RA: O que é que acontece?
Lbc: Normalmente os jovens são brutalizados. Pode perguntar a qualquer pessoa aqui na comunidade que sabem! E também porque, sendo membro da direcção e colaborador do Moinho da Juventude, há um protocolo, que é o protocolo Polícia de Proximidade, entre o Moinho da Juventude e a PSP. Então, é normal haver uma deslocação à esquadra de Alfragide para tentar perceber o que se passa, porque faz parte do acordo. Nessa sequência de acontecimentos nós fomos.
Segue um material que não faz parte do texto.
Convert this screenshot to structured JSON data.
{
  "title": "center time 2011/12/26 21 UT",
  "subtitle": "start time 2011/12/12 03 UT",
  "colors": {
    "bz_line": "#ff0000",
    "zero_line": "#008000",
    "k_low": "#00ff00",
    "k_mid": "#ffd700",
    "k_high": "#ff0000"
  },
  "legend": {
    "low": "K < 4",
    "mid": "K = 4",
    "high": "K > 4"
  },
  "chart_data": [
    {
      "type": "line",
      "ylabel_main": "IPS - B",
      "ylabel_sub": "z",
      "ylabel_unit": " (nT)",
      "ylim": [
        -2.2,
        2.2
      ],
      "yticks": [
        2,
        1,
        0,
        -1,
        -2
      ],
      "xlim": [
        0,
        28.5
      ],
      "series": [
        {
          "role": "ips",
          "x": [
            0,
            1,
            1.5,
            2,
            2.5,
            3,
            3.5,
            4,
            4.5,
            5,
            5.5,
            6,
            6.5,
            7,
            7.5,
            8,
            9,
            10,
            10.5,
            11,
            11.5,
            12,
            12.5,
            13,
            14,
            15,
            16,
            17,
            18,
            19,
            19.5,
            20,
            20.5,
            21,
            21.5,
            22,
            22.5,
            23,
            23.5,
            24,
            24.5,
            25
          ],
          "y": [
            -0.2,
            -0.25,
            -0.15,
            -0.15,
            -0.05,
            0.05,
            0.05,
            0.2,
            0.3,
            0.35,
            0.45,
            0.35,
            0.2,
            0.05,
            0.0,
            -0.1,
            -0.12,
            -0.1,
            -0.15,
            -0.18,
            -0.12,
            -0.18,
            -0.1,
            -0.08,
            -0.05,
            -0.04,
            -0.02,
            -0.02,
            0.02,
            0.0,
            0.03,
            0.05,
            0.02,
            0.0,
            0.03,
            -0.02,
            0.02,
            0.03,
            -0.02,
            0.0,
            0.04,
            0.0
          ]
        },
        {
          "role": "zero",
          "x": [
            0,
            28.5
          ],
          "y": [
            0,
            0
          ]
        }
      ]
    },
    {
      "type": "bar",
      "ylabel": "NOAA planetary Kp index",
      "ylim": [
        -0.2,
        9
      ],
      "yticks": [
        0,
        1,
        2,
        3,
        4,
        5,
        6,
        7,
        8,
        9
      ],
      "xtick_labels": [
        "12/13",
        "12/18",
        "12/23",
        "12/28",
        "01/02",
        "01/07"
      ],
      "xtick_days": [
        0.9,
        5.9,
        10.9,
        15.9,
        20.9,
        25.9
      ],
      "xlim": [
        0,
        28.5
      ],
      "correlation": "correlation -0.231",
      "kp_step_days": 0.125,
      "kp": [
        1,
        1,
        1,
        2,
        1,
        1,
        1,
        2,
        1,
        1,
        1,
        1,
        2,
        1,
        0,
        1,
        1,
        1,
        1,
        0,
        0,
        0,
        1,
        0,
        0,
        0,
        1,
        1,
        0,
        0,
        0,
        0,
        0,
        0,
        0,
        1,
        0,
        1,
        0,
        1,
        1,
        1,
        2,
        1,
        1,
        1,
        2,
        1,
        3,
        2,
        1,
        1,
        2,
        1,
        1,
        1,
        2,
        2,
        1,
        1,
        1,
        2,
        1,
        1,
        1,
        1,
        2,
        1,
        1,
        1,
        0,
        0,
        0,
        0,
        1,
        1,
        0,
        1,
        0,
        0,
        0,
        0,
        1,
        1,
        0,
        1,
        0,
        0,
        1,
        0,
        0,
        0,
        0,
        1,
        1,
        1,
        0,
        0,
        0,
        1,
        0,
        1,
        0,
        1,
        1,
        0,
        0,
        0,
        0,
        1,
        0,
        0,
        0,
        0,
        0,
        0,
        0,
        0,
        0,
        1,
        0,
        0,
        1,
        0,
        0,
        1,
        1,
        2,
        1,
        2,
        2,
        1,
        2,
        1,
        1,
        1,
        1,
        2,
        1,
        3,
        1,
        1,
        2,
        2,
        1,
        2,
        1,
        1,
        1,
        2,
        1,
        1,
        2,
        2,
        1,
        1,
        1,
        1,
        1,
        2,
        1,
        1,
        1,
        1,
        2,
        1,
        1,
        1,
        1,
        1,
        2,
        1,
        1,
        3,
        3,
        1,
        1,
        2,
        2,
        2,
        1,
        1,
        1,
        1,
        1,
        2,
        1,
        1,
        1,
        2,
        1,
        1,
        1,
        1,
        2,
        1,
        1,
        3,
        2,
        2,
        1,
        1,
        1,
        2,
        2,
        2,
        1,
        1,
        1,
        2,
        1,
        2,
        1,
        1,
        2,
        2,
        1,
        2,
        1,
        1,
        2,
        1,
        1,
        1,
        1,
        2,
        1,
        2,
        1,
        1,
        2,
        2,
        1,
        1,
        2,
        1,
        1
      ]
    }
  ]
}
RA: Nós quem? Quantas pessoas foram?
Lbc: Nós éramos cerca de seis. Então, nós fomos. Descemos, sem nada, sem preocupações.
RA: Sem preocupações porque é uma atividade de rotina, que vocês fazem constantemente.
Lbc: Sim, de trabalho. Eu já tinha acompanhado outros jovens, não só à esquadra de Alfragide, mas a outras esquadras, como a central da Damaia, já tinha ido também com um outro jovem que foi notificado a Alfragide. Já fiz esse tipo de trabalho várias vezes. Quando nós íamos a caminho, passámos por um agente que estava ao pé de uma paragem de autocarros, estava lá uma mota estacionada. Passámos por ele, e quando chegámos, nem entrámos na esquadra. Ficámos na varanda porque não nos deixaram entrar. Dissémos "Somos do Moinho da Juventude e queremos falar com o chefe, por causa de uma pessoa que está detida aqui". [Eles] disseram "Vocês não podem entrar!"
RA: E isso é normal?
Lbc: É uma atitude estranha porque, logo a primeira coisa, foram logo agressivos na conversa. E daí eram três que estavam na porta. Dois foram para dentro. Chamaram-nos, disseram "Malta venham cá!". E depois foi porrada. Foi porrada...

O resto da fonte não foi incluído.